A Era Do Desencanto



Onde param aqueles que, perante o desabar civilizacional que testemunhamos, permanecem quase em silêncio, como se o espanto tivesse sido substituído pela resignação? Onde estiveram, nos últimos dois anos, durante o genocídio do povo palestiniano, quando a barbárie se mostrou em direto diante do mundo, e a maioria manteve um silêncio sepulcral? Terão viajado para Marte? Ou terão simplesmente desistido?

Onde estão os músicos que, há poucas décadas, usavam a sua arte como forma de denúncia, de solidariedade e de esperança? Onde estão os intelectuais que outrora empunharam a palavra como arma contra a injustiça, que enfrentaram regimes, denunciaram tiranias e defenderam causas progressistas?
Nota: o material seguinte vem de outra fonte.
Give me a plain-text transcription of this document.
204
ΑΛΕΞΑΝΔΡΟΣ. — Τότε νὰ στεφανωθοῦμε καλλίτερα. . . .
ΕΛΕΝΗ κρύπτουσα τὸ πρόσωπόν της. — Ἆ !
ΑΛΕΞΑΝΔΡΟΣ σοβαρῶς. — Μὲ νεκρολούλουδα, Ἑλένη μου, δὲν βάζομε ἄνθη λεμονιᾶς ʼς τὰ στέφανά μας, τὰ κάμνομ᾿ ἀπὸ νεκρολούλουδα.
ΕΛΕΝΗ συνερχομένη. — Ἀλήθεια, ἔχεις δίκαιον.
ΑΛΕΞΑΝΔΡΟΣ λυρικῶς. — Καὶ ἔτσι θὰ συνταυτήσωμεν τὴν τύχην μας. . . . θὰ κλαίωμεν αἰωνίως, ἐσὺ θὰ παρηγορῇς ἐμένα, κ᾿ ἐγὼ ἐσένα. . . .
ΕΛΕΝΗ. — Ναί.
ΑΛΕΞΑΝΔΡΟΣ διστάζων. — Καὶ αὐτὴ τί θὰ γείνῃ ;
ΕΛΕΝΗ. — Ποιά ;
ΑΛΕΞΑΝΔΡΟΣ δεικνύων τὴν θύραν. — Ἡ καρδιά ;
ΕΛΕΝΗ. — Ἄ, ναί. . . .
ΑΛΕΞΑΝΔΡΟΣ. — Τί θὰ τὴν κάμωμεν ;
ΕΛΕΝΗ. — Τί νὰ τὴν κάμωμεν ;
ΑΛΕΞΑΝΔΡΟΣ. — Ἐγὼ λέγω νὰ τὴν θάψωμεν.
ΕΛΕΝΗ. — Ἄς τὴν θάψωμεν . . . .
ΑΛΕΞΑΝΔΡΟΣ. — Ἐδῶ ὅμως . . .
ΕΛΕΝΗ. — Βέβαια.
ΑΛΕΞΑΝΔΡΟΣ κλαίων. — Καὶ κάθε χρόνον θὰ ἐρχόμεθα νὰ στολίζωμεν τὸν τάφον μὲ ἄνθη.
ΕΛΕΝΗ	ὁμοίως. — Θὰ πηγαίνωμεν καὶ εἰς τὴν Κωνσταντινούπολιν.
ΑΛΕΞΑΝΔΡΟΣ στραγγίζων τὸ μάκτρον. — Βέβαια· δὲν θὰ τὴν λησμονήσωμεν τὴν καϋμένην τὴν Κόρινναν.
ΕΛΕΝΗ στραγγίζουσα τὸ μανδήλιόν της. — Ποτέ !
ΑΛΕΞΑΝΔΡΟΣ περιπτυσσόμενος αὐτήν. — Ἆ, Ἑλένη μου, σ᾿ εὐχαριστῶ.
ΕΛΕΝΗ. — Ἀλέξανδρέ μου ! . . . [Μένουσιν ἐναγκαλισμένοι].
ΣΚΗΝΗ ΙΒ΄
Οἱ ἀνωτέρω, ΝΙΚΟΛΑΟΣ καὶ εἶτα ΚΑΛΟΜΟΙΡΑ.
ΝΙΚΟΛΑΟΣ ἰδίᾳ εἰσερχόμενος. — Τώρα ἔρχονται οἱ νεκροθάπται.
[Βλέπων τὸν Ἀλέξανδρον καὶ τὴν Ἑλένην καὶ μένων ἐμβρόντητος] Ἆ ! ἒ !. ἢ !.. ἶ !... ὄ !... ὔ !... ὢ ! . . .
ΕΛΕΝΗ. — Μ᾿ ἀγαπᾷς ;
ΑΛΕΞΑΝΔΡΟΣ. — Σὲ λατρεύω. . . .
Onde estão agora, quando a ignomínia volta a erguer-se sob novas máscaras, e o retrocesso moral e político se impõe como norma?

Onde estão os movimentos populares e sociais que um dia se levantaram por causas justas — como a autodeterminação do povo timorense, por exemplo —, mas que hoje parecem dissolvidos na indiferença, incapazes de reagir diante do maior crime contra a humanidade desde a Segunda Guerra? Onde estão os pedagogos, os sociólogos, os pensadores que, diante da falência moral e ética de uma parte expressiva da sociedade, optam por não se pronunciar, ou refugiam-se num conforto académico estéril?

E os ecologistas progressistas — onde estão? Aqueles que um dia propuseram grandes mudanças civilizacionais, conscientes de que o colapso ambiental não se combate com “receitinhas caseiras” ou gestos individuais de consumo ético, mas sim com uma transformação estrutural do sistema económico. Sabem que a catástrofe ecológica é filha direta do totalitarismo neoliberal e do seu modelo hiperconsumista e predatório, mas raramente o dizem. Em vez disso, oferecem soluções paliativas que apenas servem para lavar consciências, enquanto o planeta arde.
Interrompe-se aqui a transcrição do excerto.